Un estrujante "Motecuhzoma II", en Iztapalapa
MÉXICO, D.F., 13 de diciembre (apro).- La función que cerca de mil 200 personas presenciaron en el Cerro de la Estrella de Iztapalapa, no sólo será un hito histórico por haber acercado una ópera completa a un público popular, no: Motecuhzoma II, de Antonio Vivaldi, en la versión del compositor mexicano Samuel Máynez Champion, complementada por los elementos de danza y malabares prehispánicos que la producción del Teatro Blanquito incorporó a su escenario ambulante, consiguió contarle a ese público su propia historia de tal manera entrañable y con tal nivel de calidad artística y técnica, que lo emocionó hasta las lágrimas.

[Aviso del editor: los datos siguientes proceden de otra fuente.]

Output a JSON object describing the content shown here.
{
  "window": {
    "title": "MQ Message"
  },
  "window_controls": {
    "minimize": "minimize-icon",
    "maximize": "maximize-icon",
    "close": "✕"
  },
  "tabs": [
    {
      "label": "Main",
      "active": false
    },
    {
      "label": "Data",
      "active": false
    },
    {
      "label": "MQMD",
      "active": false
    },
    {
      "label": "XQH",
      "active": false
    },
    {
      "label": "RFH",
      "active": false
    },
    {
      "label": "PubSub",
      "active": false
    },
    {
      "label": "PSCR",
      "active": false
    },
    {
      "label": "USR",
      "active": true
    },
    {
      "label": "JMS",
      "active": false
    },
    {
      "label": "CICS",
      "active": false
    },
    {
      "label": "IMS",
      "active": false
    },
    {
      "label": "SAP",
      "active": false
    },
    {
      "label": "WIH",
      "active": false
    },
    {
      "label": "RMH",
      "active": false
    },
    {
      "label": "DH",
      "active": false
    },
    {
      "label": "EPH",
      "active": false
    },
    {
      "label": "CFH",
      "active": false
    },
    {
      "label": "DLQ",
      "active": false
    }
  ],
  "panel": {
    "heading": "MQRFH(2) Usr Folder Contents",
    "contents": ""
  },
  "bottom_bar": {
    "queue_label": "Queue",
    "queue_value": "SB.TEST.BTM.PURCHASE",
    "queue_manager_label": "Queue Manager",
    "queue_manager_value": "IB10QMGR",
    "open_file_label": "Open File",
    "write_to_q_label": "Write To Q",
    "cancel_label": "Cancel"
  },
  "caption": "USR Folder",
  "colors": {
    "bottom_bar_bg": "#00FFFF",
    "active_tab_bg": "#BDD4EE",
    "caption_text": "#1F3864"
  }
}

Sin duda, esta función la noche del viernes pasado sobrepasó por mucho a la representada en este mismo teatro ambulante del Sistema de Teatros de la Secretaría de Cultura (proyecto de Susana Cato y Tonatiuh Martínez) en la explanada de la delegación Tláhuac del 19 de noviembre pasado, no sólo desde el punto de vista técnico y artístico, como se dijo, sino debido al escenario natural.

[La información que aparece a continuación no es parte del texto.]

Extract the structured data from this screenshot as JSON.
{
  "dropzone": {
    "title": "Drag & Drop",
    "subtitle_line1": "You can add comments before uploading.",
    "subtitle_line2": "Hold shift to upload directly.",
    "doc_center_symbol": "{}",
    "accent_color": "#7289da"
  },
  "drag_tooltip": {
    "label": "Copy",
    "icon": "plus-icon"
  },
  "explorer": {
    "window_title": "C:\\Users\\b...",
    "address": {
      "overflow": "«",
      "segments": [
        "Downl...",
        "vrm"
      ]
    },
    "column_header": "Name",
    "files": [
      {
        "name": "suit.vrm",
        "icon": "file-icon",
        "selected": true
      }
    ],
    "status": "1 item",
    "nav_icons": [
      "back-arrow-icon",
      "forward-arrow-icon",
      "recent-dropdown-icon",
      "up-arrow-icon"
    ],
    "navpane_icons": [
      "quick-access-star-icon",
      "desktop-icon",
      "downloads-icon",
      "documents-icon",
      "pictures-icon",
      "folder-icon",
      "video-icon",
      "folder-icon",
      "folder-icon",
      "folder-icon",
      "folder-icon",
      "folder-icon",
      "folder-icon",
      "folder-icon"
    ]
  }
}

La de Tláhuac es una plaza más o menos grande, rodeada de edificios, si bien bajos, pero el escenario de Iztapalapa es un terreno abierto donde hay árboles y una vista luminosa de cierta parte de la ciudad en la noche, debido a que está en la falda del Cerro de la Estrella, un poquito abajo de donde se efectúa la Crucifixión de Cristo cada Semana Santa.

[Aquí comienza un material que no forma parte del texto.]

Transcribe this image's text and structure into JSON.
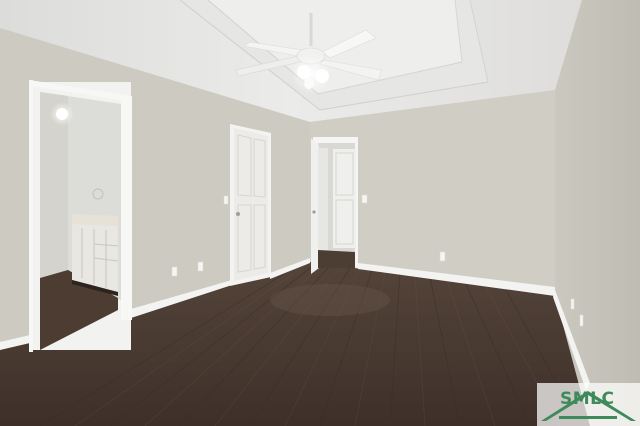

Eso permitió que a un costado de las sillas y luego de un entablado para bailarines concheros y malabarismos de fuego aztecas junto a la derecha del Teatro Blanquito, el director Francisco Athié (cineasta de Lolo y La noche de San Juan, ésta aún sin estrenar) empleara caballos para simbolizar el campamento español, que fueron montados a todo galope y entraron a saco entre la polvareda levantada y la luz mortecina hasta la tarima para simular la matanza del Templo Mayor que ocasionó la guerra. Fue un recurso espectacular, uno más ante ese de los danzantes y equilibristas del Circo Aztlán (Mario Isaac Ortega y Carmelo Reyes).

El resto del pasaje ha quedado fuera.